Rupa Balasubramanian, Treasurer
Rupa has over fifteen years of experience managing private family foundations in Los Angeles–facilitating the investment of millions of dollars to support organizations focused on education, women’s health, the environment, civic engagement, and civil rights at the local, state, and national levels. She began her philanthropic career at Margery Tabankin & Associates, a philanthropic and political consulting firm. There, Rupa worked with Barbra Streisand and Cedars-Sinai Medical Center to create the Women’s Heart Alliance, a national non-profit organization with a bold campaign to increase awareness of women’s heart disease and advocate for more funding on gender-specific research. In the summer of 2013, Rupa helped launch Fundamental.
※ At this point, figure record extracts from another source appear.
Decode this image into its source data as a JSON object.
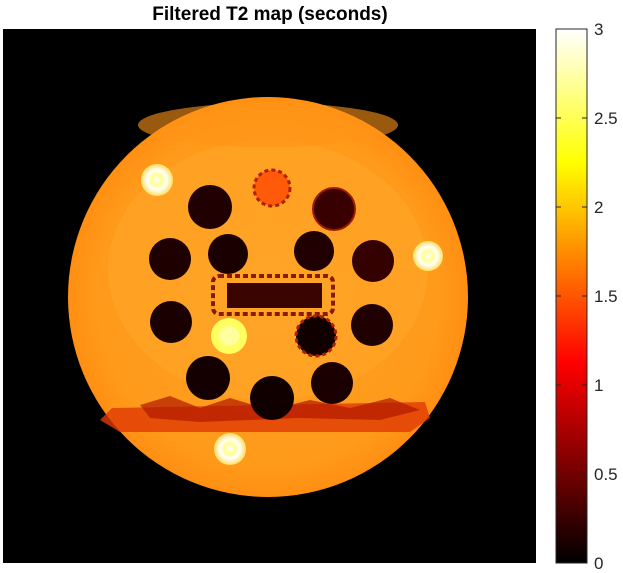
{
  "chart_data": {
    "type": "heatmap",
    "title": "Filtered T2 map (seconds)",
    "colormap": "hot",
    "clim": [
      0,
      3
    ],
    "colorbar": {
      "position": "right",
      "ticks": [
        0,
        0.5,
        1,
        1.5,
        2,
        2.5,
        3
      ],
      "tick_labels": [
        "0",
        "0.5",
        "1",
        "1.5",
        "2",
        "2.5",
        "3"
      ]
    },
    "background_value": 0,
    "phantom_background_value": 1.75,
    "features": [
      {
        "name": "phantom-disk",
        "value": 1.75
      },
      {
        "name": "center-vial",
        "value": 1.4
      },
      {
        "name": "low-T2-vial",
        "value": 0.08
      },
      {
        "name": "medium-low-T2-vial",
        "value": 0.3
      },
      {
        "name": "high-T2-vial",
        "value": 2.9
      },
      {
        "name": "high-T2-vial-2",
        "value": 2.6
      },
      {
        "name": "center-rectangle",
        "value": 0.55
      },
      {
        "name": "bottom-band",
        "value": 1.3
      }
    ]
  }
}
Rupa currently serves on the advisory board of the Women’s Heart Alliance in addition to serving on the board of directors for Vote.org, Planned Parenthood Los Angeles and Demos, a public policy organization working to achieve social, economic, and political equity.
Rupa previously worked in crisis management at Hill & Knowlton, Inc., a leading international communications consulting firm. During the Clinton Administration, Rupa worked in the Press Secretary’s office at the White House. She graduated with honors from the University of California, Santa Barbara and earned her Masters degree in Public Administration with summa cum laude honors at the University of Southern California’s School of Policy, Planning and Development.